The first steps are basic house training and foundational skills. The next goal is to make sure a dog is socialized enough where they will maintain their task or objective even when in unfamiliar environments. Service dogs have to be on duty at all times. On top of this, these dogs must be trained to perform their specific task to assist with the disability.
PTSD service dogs aid in balancing out the symptoms of post-traumatic stress disorder.
One side effect of PTSD is a sense of being unsafe or being startled easily. A support dog can relieve this stress through positional commands. Due to the reliability of service dogs, veterans can grow to trust them knowing they will always be there. Being able to do things on command is extremely important, and it is one of the biggest benefits of having a service dog.6
In addition, a dog that takes orders well and listens can be very comfortable for a service member or veteran because they are used to giving or taking orders in the military. Knowing they can rely on their PTSD service dog will help lower anxiety in unfamiliar situations.
One of the most difficult symptoms of PTSD to deal with is anxiety. When a person goes through a traumatic experience, flashbacks and recurring memories can make someone always feel on edge, especially in unfamiliar situations. While medication is sometimes used to treat anxiety, a service dog could also be helpful. A service dog is trained to sense when their owner is anxious and they will do their task, such as licking or pawing at the owner, to reduce anxiety.6
PTSD service dogs tend to travel behind their owners to protect them from anything that might happen behind them. This training can give the service member a sense of comfort and safety, which will also reduce their anxiety.
Studies have shown that “positive interactions between humans and dogs…have been proven to increase levels of oxytocin in both humans and dogs.”7 Interactions with dogs can decrease one’s negative emotions, increase their positive emotions, and create perceived welfare inside the individual.

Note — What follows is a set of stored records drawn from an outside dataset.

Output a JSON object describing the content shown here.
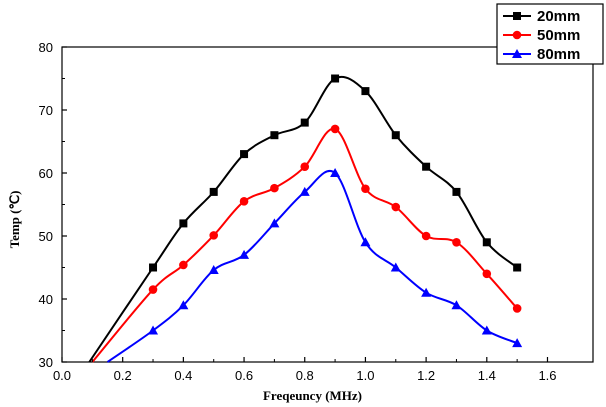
{
  "chart_data": {
    "type": "line",
    "title": "",
    "xlabel": "Freqeuncy (MHz)",
    "ylabel": "Temp (℃)",
    "xlim": [
      0.0,
      1.75
    ],
    "ylim": [
      30,
      80
    ],
    "xticks": [
      0.0,
      0.2,
      0.4,
      0.6,
      0.8,
      1.0,
      1.2,
      1.4,
      1.6
    ],
    "yticks": [
      30,
      40,
      50,
      60,
      70,
      80
    ],
    "xtick_labels": [
      "0.0",
      "0.2",
      "0.4",
      "0.6",
      "0.8",
      "1.0",
      "1.2",
      "1.4",
      "1.6"
    ],
    "ytick_labels": [
      "30",
      "40",
      "50",
      "60",
      "70",
      "80"
    ],
    "legend_position": "top-right",
    "grid": false,
    "series": [
      {
        "name": "20mm",
        "color": "#000000",
        "marker": "square",
        "x": [
          0.3,
          0.4,
          0.5,
          0.6,
          0.7,
          0.8,
          0.9,
          1.0,
          1.1,
          1.2,
          1.3,
          1.4,
          1.5
        ],
        "values": [
          45,
          52,
          57,
          63,
          66,
          68,
          75,
          73,
          66,
          61,
          57,
          49,
          45
        ],
        "extension_start": [
          0.09,
          30
        ]
      },
      {
        "name": "50mm",
        "color": "#ff0000",
        "marker": "circle",
        "x": [
          0.3,
          0.4,
          0.5,
          0.6,
          0.7,
          0.8,
          0.9,
          1.0,
          1.1,
          1.2,
          1.3,
          1.4,
          1.5
        ],
        "values": [
          41.5,
          45.4,
          50.1,
          55.5,
          57.6,
          61,
          67,
          57.5,
          54.6,
          50,
          49,
          44,
          38.5
        ],
        "extension_start": [
          0.1,
          30
        ]
      },
      {
        "name": "80mm",
        "color": "#0000ff",
        "marker": "triangle",
        "x": [
          0.3,
          0.4,
          0.5,
          0.6,
          0.7,
          0.8,
          0.9,
          1.0,
          1.1,
          1.2,
          1.3,
          1.4,
          1.5
        ],
        "values": [
          35,
          39,
          44.6,
          47,
          52,
          57,
          60,
          49,
          45,
          41,
          39,
          35,
          33
        ],
        "extension_start": [
          0.15,
          30
        ]
      }
    ]
  }
}
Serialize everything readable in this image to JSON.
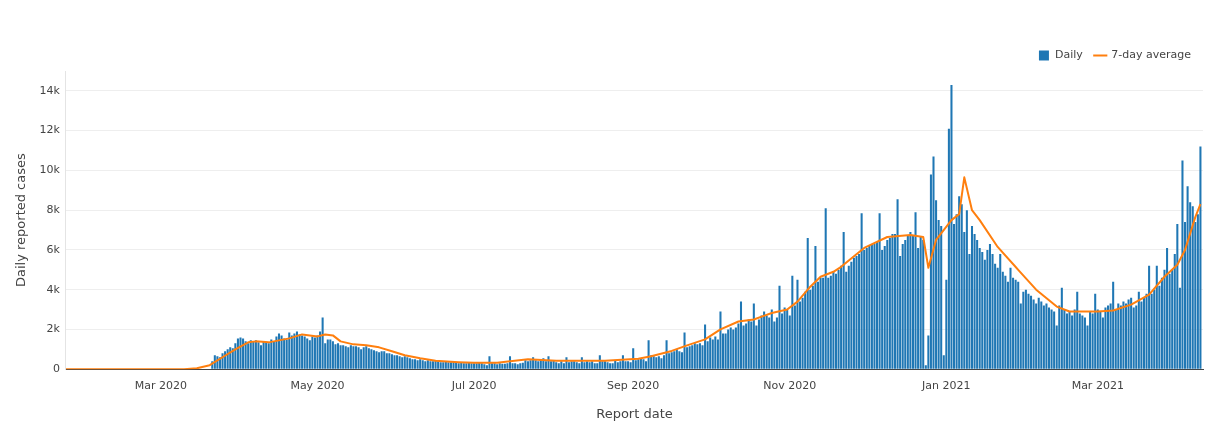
{
  "chart_data": {
    "type": "bar",
    "xlabel": "Report date",
    "ylabel": "Daily reported cases",
    "xlim": [
      "2020-01-24",
      "2021-04-11"
    ],
    "xticks": [
      {
        "value": "2020-03-01",
        "label": "Mar 2020"
      },
      {
        "value": "2020-05-01",
        "label": "May 2020"
      },
      {
        "value": "2020-07-01",
        "label": "Jul 2020"
      },
      {
        "value": "2020-09-01",
        "label": "Sep 2020"
      },
      {
        "value": "2020-11-01",
        "label": "Nov 2020"
      },
      {
        "value": "2021-01-01",
        "label": "Jan 2021"
      },
      {
        "value": "2021-03-01",
        "label": "Mar 2021"
      }
    ],
    "ylim": [
      0,
      15000
    ],
    "yticks": [
      0,
      {
        "value": 2000,
        "label": "2k"
      },
      {
        "value": 4000,
        "label": "4k"
      },
      {
        "value": 6000,
        "label": "6k"
      },
      {
        "value": 8000,
        "label": "8k"
      },
      {
        "value": 10000,
        "label": "10k"
      },
      {
        "value": 12000,
        "label": "12k"
      },
      {
        "value": 14000,
        "label": "14k"
      }
    ],
    "grid": "y",
    "legend": "top right",
    "x": [
      "2020-03-21",
      "2020-03-22",
      "2020-03-23",
      "2020-03-24",
      "2020-03-25",
      "2020-03-26",
      "2020-03-27",
      "2020-03-28",
      "2020-03-29",
      "2020-03-30",
      "2020-03-31",
      "2020-04-01",
      "2020-04-02",
      "2020-04-03",
      "2020-04-04",
      "2020-04-05",
      "2020-04-06",
      "2020-04-07",
      "2020-04-08",
      "2020-04-09",
      "2020-04-10",
      "2020-04-11",
      "2020-04-12",
      "2020-04-13",
      "2020-04-14",
      "2020-04-15",
      "2020-04-16",
      "2020-04-17",
      "2020-04-18",
      "2020-04-19",
      "2020-04-20",
      "2020-04-21",
      "2020-04-22",
      "2020-04-23",
      "2020-04-24",
      "2020-04-25",
      "2020-04-26",
      "2020-04-27",
      "2020-04-28",
      "2020-04-29",
      "2020-04-30",
      "2020-05-01",
      "2020-05-02",
      "2020-05-03",
      "2020-05-04",
      "2020-05-05",
      "2020-05-06",
      "2020-05-07",
      "2020-05-08",
      "2020-05-09",
      "2020-05-10",
      "2020-05-11",
      "2020-05-12",
      "2020-05-13",
      "2020-05-14",
      "2020-05-15",
      "2020-05-16",
      "2020-05-17",
      "2020-05-18",
      "2020-05-19",
      "2020-05-20",
      "2020-05-21",
      "2020-05-22",
      "2020-05-23",
      "2020-05-24",
      "2020-05-25",
      "2020-05-26",
      "2020-05-27",
      "2020-05-28",
      "2020-05-29",
      "2020-05-30",
      "2020-05-31",
      "2020-06-01",
      "2020-06-02",
      "2020-06-03",
      "2020-06-04",
      "2020-06-05",
      "2020-06-06",
      "2020-06-07",
      "2020-06-08",
      "2020-06-09",
      "2020-06-10",
      "2020-06-11",
      "2020-06-12",
      "2020-06-13",
      "2020-06-14",
      "2020-06-15",
      "2020-06-16",
      "2020-06-17",
      "2020-06-18",
      "2020-06-19",
      "2020-06-20",
      "2020-06-21",
      "2020-06-22",
      "2020-06-23",
      "2020-06-24",
      "2020-06-25",
      "2020-06-26",
      "2020-06-27",
      "2020-06-28",
      "2020-06-29",
      "2020-06-30",
      "2020-07-01",
      "2020-07-02",
      "2020-07-03",
      "2020-07-04",
      "2020-07-05",
      "2020-07-06",
      "2020-07-07",
      "2020-07-08",
      "2020-07-09",
      "2020-07-10",
      "2020-07-11",
      "2020-07-12",
      "2020-07-13",
      "2020-07-14",
      "2020-07-15",
      "2020-07-16",
      "2020-07-17",
      "2020-07-18",
      "2020-07-19",
      "2020-07-20",
      "2020-07-21",
      "2020-07-22",
      "2020-07-23",
      "2020-07-24",
      "2020-07-25",
      "2020-07-26",
      "2020-07-27",
      "2020-07-28",
      "2020-07-29",
      "2020-07-30",
      "2020-07-31",
      "2020-08-01",
      "2020-08-02",
      "2020-08-03",
      "2020-08-04",
      "2020-08-05",
      "2020-08-06",
      "2020-08-07",
      "2020-08-08",
      "2020-08-09",
      "2020-08-10",
      "2020-08-11",
      "2020-08-12",
      "2020-08-13",
      "2020-08-14",
      "2020-08-15",
      "2020-08-16",
      "2020-08-17",
      "2020-08-18",
      "2020-08-19",
      "2020-08-20",
      "2020-08-21",
      "2020-08-22",
      "2020-08-23",
      "2020-08-24",
      "2020-08-25",
      "2020-08-26",
      "2020-08-27",
      "2020-08-28",
      "2020-08-29",
      "2020-08-30",
      "2020-08-31",
      "2020-09-01",
      "2020-09-02",
      "2020-09-03",
      "2020-09-04",
      "2020-09-05",
      "2020-09-06",
      "2020-09-07",
      "2020-09-08",
      "2020-09-09",
      "2020-09-10",
      "2020-09-11",
      "2020-09-12",
      "2020-09-13",
      "2020-09-14",
      "2020-09-15",
      "2020-09-16",
      "2020-09-17",
      "2020-09-18",
      "2020-09-19",
      "2020-09-20",
      "2020-09-21",
      "2020-09-22",
      "2020-09-23",
      "2020-09-24",
      "2020-09-25",
      "2020-09-26",
      "2020-09-27",
      "2020-09-28",
      "2020-09-29",
      "2020-09-30",
      "2020-10-01",
      "2020-10-02",
      "2020-10-03",
      "2020-10-04",
      "2020-10-05",
      "2020-10-06",
      "2020-10-07",
      "2020-10-08",
      "2020-10-09",
      "2020-10-10",
      "2020-10-11",
      "2020-10-12",
      "2020-10-13",
      "2020-10-14",
      "2020-10-15",
      "2020-10-16",
      "2020-10-17",
      "2020-10-18",
      "2020-10-19",
      "2020-10-20",
      "2020-10-21",
      "2020-10-22",
      "2020-10-23",
      "2020-10-24",
      "2020-10-25",
      "2020-10-26",
      "2020-10-27",
      "2020-10-28",
      "2020-10-29",
      "2020-10-30",
      "2020-10-31",
      "2020-11-01",
      "2020-11-02",
      "2020-11-03",
      "2020-11-04",
      "2020-11-05",
      "2020-11-06",
      "2020-11-07",
      "2020-11-08",
      "2020-11-09",
      "2020-11-10",
      "2020-11-11",
      "2020-11-12",
      "2020-11-13",
      "2020-11-14",
      "2020-11-15",
      "2020-11-16",
      "2020-11-17",
      "2020-11-18",
      "2020-11-19",
      "2020-11-20",
      "2020-11-21",
      "2020-11-22",
      "2020-11-23",
      "2020-11-24",
      "2020-11-25",
      "2020-11-26",
      "2020-11-27",
      "2020-11-28",
      "2020-11-29",
      "2020-11-30",
      "2020-12-01",
      "2020-12-02",
      "2020-12-03",
      "2020-12-04",
      "2020-12-05",
      "2020-12-06",
      "2020-12-07",
      "2020-12-08",
      "2020-12-09",
      "2020-12-10",
      "2020-12-11",
      "2020-12-12",
      "2020-12-13",
      "2020-12-14",
      "2020-12-15",
      "2020-12-16",
      "2020-12-17",
      "2020-12-18",
      "2020-12-19",
      "2020-12-20",
      "2020-12-21",
      "2020-12-22",
      "2020-12-23",
      "2020-12-24",
      "2020-12-25",
      "2020-12-26",
      "2020-12-27",
      "2020-12-28",
      "2020-12-29",
      "2020-12-30",
      "2020-12-31",
      "2021-01-01",
      "2021-01-02",
      "2021-01-03",
      "2021-01-04",
      "2021-01-05",
      "2021-01-06",
      "2021-01-07",
      "2021-01-08",
      "2021-01-09",
      "2021-01-10",
      "2021-01-11",
      "2021-01-12",
      "2021-01-13",
      "2021-01-14",
      "2021-01-15",
      "2021-01-16",
      "2021-01-17",
      "2021-01-18",
      "2021-01-19",
      "2021-01-20",
      "2021-01-21",
      "2021-01-22",
      "2021-01-23",
      "2021-01-24",
      "2021-01-25",
      "2021-01-26",
      "2021-01-27",
      "2021-01-28",
      "2021-01-29",
      "2021-01-30",
      "2021-01-31",
      "2021-02-01",
      "2021-02-02",
      "2021-02-03",
      "2021-02-04",
      "2021-02-05",
      "2021-02-06",
      "2021-02-07",
      "2021-02-08",
      "2021-02-09",
      "2021-02-10",
      "2021-02-11",
      "2021-02-12",
      "2021-02-13",
      "2021-02-14",
      "2021-02-15",
      "2021-02-16",
      "2021-02-17",
      "2021-02-18",
      "2021-02-19",
      "2021-02-20",
      "2021-02-21",
      "2021-02-22",
      "2021-02-23",
      "2021-02-24",
      "2021-02-25",
      "2021-02-26",
      "2021-02-27",
      "2021-02-28",
      "2021-03-01",
      "2021-03-02",
      "2021-03-03",
      "2021-03-04",
      "2021-03-05",
      "2021-03-06",
      "2021-03-07",
      "2021-03-08",
      "2021-03-09",
      "2021-03-10",
      "2021-03-11",
      "2021-03-12",
      "2021-03-13",
      "2021-03-14",
      "2021-03-15",
      "2021-03-16",
      "2021-03-17",
      "2021-03-18",
      "2021-03-19",
      "2021-03-20",
      "2021-03-21",
      "2021-03-22",
      "2021-03-23",
      "2021-03-24",
      "2021-03-25",
      "2021-03-26",
      "2021-03-27",
      "2021-03-28",
      "2021-03-29",
      "2021-03-30",
      "2021-03-31",
      "2021-04-01",
      "2021-04-02",
      "2021-04-03",
      "2021-04-04",
      "2021-04-05",
      "2021-04-06",
      "2021-04-07",
      "2021-04-08",
      "2021-04-09",
      "2021-04-10"
    ],
    "series": [
      {
        "name": "Daily",
        "color": "#1f77b4",
        "values": [
          400,
          700,
          650,
          600,
          800,
          900,
          1000,
          1100,
          1050,
          1300,
          1550,
          1600,
          1550,
          1400,
          1300,
          1450,
          1400,
          1450,
          1350,
          1200,
          1400,
          1350,
          1300,
          1500,
          1400,
          1650,
          1800,
          1700,
          1550,
          1500,
          1850,
          1700,
          1800,
          1900,
          1750,
          1700,
          1650,
          1550,
          1450,
          1650,
          1600,
          1700,
          1900,
          2600,
          1300,
          1500,
          1500,
          1400,
          1250,
          1300,
          1200,
          1200,
          1150,
          1100,
          1200,
          1150,
          1150,
          1100,
          1000,
          1100,
          1150,
          1050,
          1000,
          950,
          900,
          850,
          900,
          900,
          800,
          800,
          750,
          700,
          700,
          650,
          600,
          650,
          600,
          550,
          500,
          500,
          450,
          500,
          450,
          400,
          450,
          400,
          400,
          450,
          400,
          350,
          350,
          400,
          350,
          350,
          400,
          350,
          300,
          350,
          300,
          300,
          350,
          300,
          300,
          300,
          350,
          300,
          250,
          200,
          650,
          300,
          300,
          250,
          300,
          280,
          280,
          300,
          650,
          300,
          300,
          250,
          300,
          320,
          450,
          400,
          450,
          600,
          450,
          400,
          500,
          550,
          400,
          650,
          400,
          450,
          350,
          300,
          400,
          300,
          600,
          350,
          400,
          400,
          350,
          300,
          600,
          350,
          400,
          350,
          400,
          300,
          300,
          700,
          400,
          400,
          350,
          300,
          300,
          450,
          350,
          400,
          700,
          400,
          400,
          350,
          1050,
          450,
          500,
          550,
          500,
          400,
          1450,
          700,
          650,
          600,
          650,
          550,
          700,
          1450,
          800,
          850,
          900,
          1000,
          900,
          850,
          1850,
          1100,
          1150,
          1200,
          1300,
          1250,
          1300,
          1200,
          2250,
          1400,
          1600,
          1500,
          1650,
          1500,
          2900,
          1800,
          1800,
          2000,
          2100,
          2000,
          2100,
          2300,
          3400,
          2200,
          2300,
          2500,
          2400,
          3300,
          2200,
          2500,
          2700,
          2900,
          2700,
          2600,
          3000,
          2400,
          2600,
          4200,
          2800,
          3100,
          3000,
          2700,
          4700,
          3200,
          4500,
          3400,
          3600,
          3900,
          6600,
          4000,
          4200,
          6200,
          4400,
          4600,
          4600,
          8100,
          4600,
          4700,
          4900,
          4800,
          5000,
          5200,
          6900,
          4900,
          5200,
          5400,
          5600,
          5700,
          5800,
          7850,
          6000,
          6100,
          6200,
          6300,
          6300,
          6400,
          7850,
          6000,
          6200,
          6500,
          6600,
          6800,
          6800,
          8550,
          5700,
          6300,
          6500,
          6700,
          6900,
          6700,
          7900,
          6100,
          6700,
          6500,
          200,
          1700,
          9800,
          10700,
          8500,
          7500,
          7200,
          700,
          4500,
          12100,
          14300,
          7300,
          7800,
          8700,
          8300,
          6900,
          8000,
          5800,
          7200,
          6800,
          6500,
          6100,
          5900,
          5500,
          6000,
          6300,
          5800,
          5300,
          5100,
          5800,
          4900,
          4700,
          4400,
          5100,
          4600,
          4500,
          4400,
          3300,
          3900,
          4000,
          3800,
          3700,
          3500,
          3300,
          3600,
          3400,
          3200,
          3300,
          3100,
          3000,
          2900,
          2200,
          3200,
          4100,
          3000,
          2800,
          2900,
          2700,
          3000,
          3900,
          2800,
          2700,
          2600,
          2200,
          2900,
          2800,
          3800,
          3000,
          2900,
          2600,
          3100,
          3200,
          3300,
          4400,
          3000,
          3300,
          3200,
          3400,
          3300,
          3500,
          3600,
          3100,
          3200,
          3900,
          3400,
          3600,
          3800,
          5200,
          3800,
          4000,
          5200,
          4200,
          4600,
          5000,
          6100,
          4800,
          5000,
          5800,
          7300,
          4100,
          10500,
          7400,
          9200,
          8400,
          8200,
          7400,
          7800,
          11200
        ]
      },
      {
        "name": "7-day average",
        "type": "line",
        "color": "#ff7f0e",
        "x": [
          "2020-01-24",
          "2020-03-10",
          "2020-03-15",
          "2020-03-20",
          "2020-03-25",
          "2020-03-30",
          "2020-04-04",
          "2020-04-07",
          "2020-04-12",
          "2020-04-16",
          "2020-04-20",
          "2020-04-25",
          "2020-05-01",
          "2020-05-04",
          "2020-05-07",
          "2020-05-10",
          "2020-05-15",
          "2020-05-20",
          "2020-05-25",
          "2020-05-30",
          "2020-06-04",
          "2020-06-10",
          "2020-06-16",
          "2020-06-25",
          "2020-07-01",
          "2020-07-10",
          "2020-07-22",
          "2020-08-02",
          "2020-08-21",
          "2020-09-03",
          "2020-09-08",
          "2020-09-16",
          "2020-09-22",
          "2020-09-29",
          "2020-10-05",
          "2020-10-12",
          "2020-10-18",
          "2020-10-25",
          "2020-10-31",
          "2020-11-04",
          "2020-11-09",
          "2020-11-13",
          "2020-11-18",
          "2020-11-21",
          "2020-11-30",
          "2020-12-09",
          "2020-12-18",
          "2020-12-23",
          "2020-12-25",
          "2020-12-28",
          "2021-01-03",
          "2021-01-06",
          "2021-01-08",
          "2021-01-11",
          "2021-01-14",
          "2021-01-21",
          "2021-01-29",
          "2021-02-05",
          "2021-02-13",
          "2021-02-18",
          "2021-03-01",
          "2021-03-07",
          "2021-03-14",
          "2021-03-21",
          "2021-03-27",
          "2021-04-01",
          "2021-04-04",
          "2021-04-08",
          "2021-04-10"
        ],
        "values": [
          0,
          0,
          50,
          200,
          600,
          1000,
          1350,
          1400,
          1350,
          1450,
          1550,
          1750,
          1650,
          1750,
          1700,
          1400,
          1250,
          1200,
          1100,
          900,
          700,
          550,
          420,
          350,
          320,
          330,
          500,
          420,
          420,
          530,
          650,
          920,
          1200,
          1500,
          2000,
          2400,
          2500,
          2830,
          3000,
          3400,
          4150,
          4650,
          4900,
          5150,
          6100,
          6650,
          6750,
          6650,
          5100,
          6500,
          7500,
          7800,
          9650,
          8000,
          7500,
          6150,
          5000,
          4000,
          3150,
          2900,
          2900,
          2950,
          3250,
          3750,
          4650,
          5250,
          6000,
          7650,
          8300
        ]
      }
    ]
  }
}
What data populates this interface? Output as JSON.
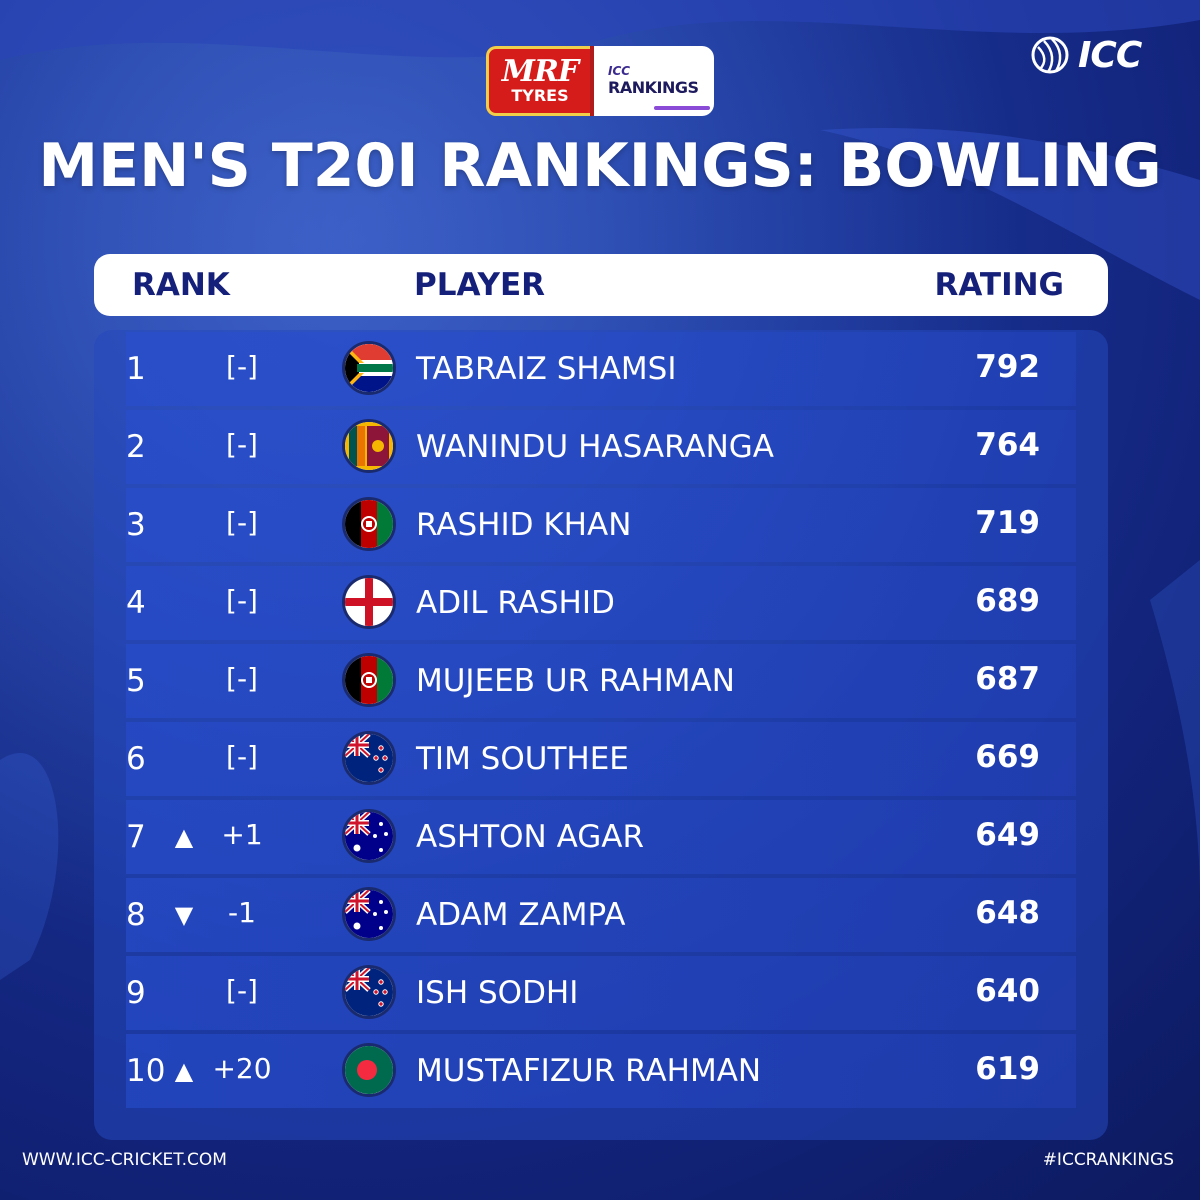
{
  "sponsor": {
    "mrf_word": "MRF",
    "mrf_tyres": "TYRES",
    "icc_mini": "ICC",
    "rankings_word": "RANKINGS"
  },
  "brand": {
    "logo_text": "ICC"
  },
  "title": "MEN'S T20I RANKINGS: BOWLING",
  "table": {
    "headers": {
      "rank": "RANK",
      "player": "PLAYER",
      "rating": "RATING"
    },
    "rows": [
      {
        "rank": "1",
        "movement": "none",
        "change": "[-]",
        "flag": "south-africa",
        "player": "TABRAIZ SHAMSI",
        "rating": "792"
      },
      {
        "rank": "2",
        "movement": "none",
        "change": "[-]",
        "flag": "sri-lanka",
        "player": "WANINDU HASARANGA",
        "rating": "764"
      },
      {
        "rank": "3",
        "movement": "none",
        "change": "[-]",
        "flag": "afghanistan",
        "player": "RASHID KHAN",
        "rating": "719"
      },
      {
        "rank": "4",
        "movement": "none",
        "change": "[-]",
        "flag": "england",
        "player": "ADIL RASHID",
        "rating": "689"
      },
      {
        "rank": "5",
        "movement": "none",
        "change": "[-]",
        "flag": "afghanistan",
        "player": "MUJEEB UR RAHMAN",
        "rating": "687"
      },
      {
        "rank": "6",
        "movement": "none",
        "change": "[-]",
        "flag": "new-zealand",
        "player": "TIM SOUTHEE",
        "rating": "669"
      },
      {
        "rank": "7",
        "movement": "up",
        "change": "+1",
        "flag": "australia",
        "player": "ASHTON AGAR",
        "rating": "649"
      },
      {
        "rank": "8",
        "movement": "down",
        "change": "-1",
        "flag": "australia",
        "player": "ADAM ZAMPA",
        "rating": "648"
      },
      {
        "rank": "9",
        "movement": "none",
        "change": "[-]",
        "flag": "new-zealand",
        "player": "ISH SODHI",
        "rating": "640"
      },
      {
        "rank": "10",
        "movement": "up",
        "change": "+20",
        "flag": "bangladesh",
        "player": "MUSTAFIZUR RAHMAN",
        "rating": "619"
      }
    ]
  },
  "icons": {
    "up": "▲",
    "down": "▼"
  },
  "footer": {
    "website": "WWW.ICC-CRICKET.COM",
    "hashtag": "#ICCRANKINGS"
  },
  "colors": {
    "header_text": "#15207a",
    "mrf_red": "#d61b1b",
    "panel": "#2448be"
  }
}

According to a study published in 2018, over 120 articles were written about the benefits of service dogs for veterans with PTSD. There have been 6 case studies, 6 empirical studies, 2 narrative literature reviews, and a systematic literature review.7 There is not a lot of empirical evidence that supports the use of PTSD service dogs for treating PTSD, but there is a strong correlation between having a PTSD service dog and improvements in quality of life for people who have post-traumatic stress disorder.7
However, it is difficult to tell how much is due to normal human-to-animal interactions or how much is due to the training of the service dog. Overall, veterans tend to say that having a PTSD support dog has improved their life significantly and helped them manage their symptoms. There is a significant amount of anecdotal and indirect evidence that shows that PTSD service dogs can benefit veterans or service members struggling with post-traumatic stress disorder.7
If a veteran is struggling with PTSD, they can request a service dog through the VA. They will do a review, and the veteran will most likely have to be evaluated by a therapist or clinician. The criteria to receive a service dog include the ability to care for the service dog, goals meant to be accomplished by using the service dog, and goals to accomplish through other forms of technology or therapy.8
Once the request goes through, the VA will refer the veteran to an ADI accredited agency. The VA will cover all costs to train and take care of the service dog.
Many times, veterans struggling with PTSD will go to a form of psychotherapy. Some different kinds include cognitive therapy, exposure therapy, and EMDR.9 These therapies help people develop stress management techniques to cope with difficult situations. The goal is to gain control of the fear that comes about after a traumatic event.